Although a defeat, this spirited little battle was every way honorable to the Americans, who fought on until all hope of relief had vanished. A single company would have turned defeat into victory, when to the British, defeat in the woods, thirty miles from help, meant destruction. Even as it was, they did not know what to do with the victory they had just won, with the loss of two hundred men, killed and wounded, seventeen of whom were officers. They had neither shelter nor medicines for the wounded, nor provisions for themselves. The battle had exhausted their ammunition, and every moment was expected to bring another swarm of foes about their ears.
The Americans had three hundred men killed and wounded, and many taken. The brave Colonel Francis, who had so admirably conducted the retreat from Ticonderoga, was killed while rallying his men.
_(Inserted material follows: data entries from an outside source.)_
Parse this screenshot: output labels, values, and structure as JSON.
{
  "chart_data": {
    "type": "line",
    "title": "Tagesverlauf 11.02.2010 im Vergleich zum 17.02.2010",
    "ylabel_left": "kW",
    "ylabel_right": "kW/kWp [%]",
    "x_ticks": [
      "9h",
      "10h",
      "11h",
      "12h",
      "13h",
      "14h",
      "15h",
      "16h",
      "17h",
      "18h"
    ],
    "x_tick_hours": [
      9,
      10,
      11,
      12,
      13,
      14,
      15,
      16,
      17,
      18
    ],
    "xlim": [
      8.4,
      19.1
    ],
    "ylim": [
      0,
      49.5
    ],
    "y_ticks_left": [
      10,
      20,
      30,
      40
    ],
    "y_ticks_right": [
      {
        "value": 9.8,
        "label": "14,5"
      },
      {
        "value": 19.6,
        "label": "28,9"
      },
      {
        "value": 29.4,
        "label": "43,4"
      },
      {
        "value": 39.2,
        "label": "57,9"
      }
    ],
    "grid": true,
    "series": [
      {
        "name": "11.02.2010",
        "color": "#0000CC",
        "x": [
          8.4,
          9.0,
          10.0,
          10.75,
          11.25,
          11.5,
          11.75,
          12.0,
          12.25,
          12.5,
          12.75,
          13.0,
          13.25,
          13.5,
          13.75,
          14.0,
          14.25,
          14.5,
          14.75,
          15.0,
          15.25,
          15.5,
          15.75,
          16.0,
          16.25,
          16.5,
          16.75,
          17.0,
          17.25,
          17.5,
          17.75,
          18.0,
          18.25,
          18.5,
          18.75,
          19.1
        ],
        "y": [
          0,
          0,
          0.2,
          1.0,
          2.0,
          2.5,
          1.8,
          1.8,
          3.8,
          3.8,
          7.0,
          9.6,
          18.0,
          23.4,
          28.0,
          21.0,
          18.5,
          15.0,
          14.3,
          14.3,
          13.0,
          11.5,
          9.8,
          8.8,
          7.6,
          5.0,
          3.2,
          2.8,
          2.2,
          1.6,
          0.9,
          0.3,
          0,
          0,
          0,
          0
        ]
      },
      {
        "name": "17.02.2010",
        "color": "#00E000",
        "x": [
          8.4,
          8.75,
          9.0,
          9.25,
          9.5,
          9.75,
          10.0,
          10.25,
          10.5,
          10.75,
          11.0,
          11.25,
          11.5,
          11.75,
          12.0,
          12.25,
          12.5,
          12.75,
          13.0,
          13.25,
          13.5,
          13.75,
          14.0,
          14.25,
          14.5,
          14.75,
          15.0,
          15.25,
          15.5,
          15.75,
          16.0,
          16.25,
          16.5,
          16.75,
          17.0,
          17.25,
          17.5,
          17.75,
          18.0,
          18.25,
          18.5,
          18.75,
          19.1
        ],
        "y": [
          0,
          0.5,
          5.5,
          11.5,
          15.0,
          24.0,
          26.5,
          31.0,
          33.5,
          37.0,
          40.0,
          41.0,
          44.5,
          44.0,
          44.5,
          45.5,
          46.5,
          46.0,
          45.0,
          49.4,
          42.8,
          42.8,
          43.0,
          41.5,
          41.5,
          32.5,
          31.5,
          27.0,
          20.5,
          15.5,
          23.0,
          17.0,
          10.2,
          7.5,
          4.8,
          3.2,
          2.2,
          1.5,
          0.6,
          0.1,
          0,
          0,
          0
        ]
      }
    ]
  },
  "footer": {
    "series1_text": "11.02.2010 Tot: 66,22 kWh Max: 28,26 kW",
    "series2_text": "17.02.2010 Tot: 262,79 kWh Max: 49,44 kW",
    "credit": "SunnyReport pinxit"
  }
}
Seldom has a battle shown more determined obstinacy in the combatants, seldom has one been more bloody for the numbers engaged.
ST. CLAIR'S RETREAT—BURGOYNE'S ADVANCE ON FORT EDWARD.
While Frazer was thus driving St. Clair's rearguard before him on the left, the British were giving chase to the American flotilla on the lake. This had hardly reached Skenesborough, encumbered with the sick, the baggage, and the stores, when the British gunboats came up with, and furiously attacked, it. Our vessels could not be cleared for action or make effective resistance. After making what defence they could, they were abandoned, and blown up by their crews. Skenesborough was then set on fire, the Americans making good their retreat to Fort Anne,[26] with the loss of all their stores.
St. Clair heard of Warner's defeat and of the taking of Skenesborough almost at the same hour. His first plan had wholly miscarried. His soldiers were angry and insubordinate, half his available force had been scattered at Hubbardton, his supplies were gone, his line of retreat in the enemy's hands. Finding himself thus cut off from the direct route to Fort Edward, he now marched to join Schuyler by way of Rutland, Manchester, and Bennington. This he succeeded in doing on the twelfth, with about half the men he had led from Ticonderoga. Warner, too, brought off the shattered remnant of his command to Bennington.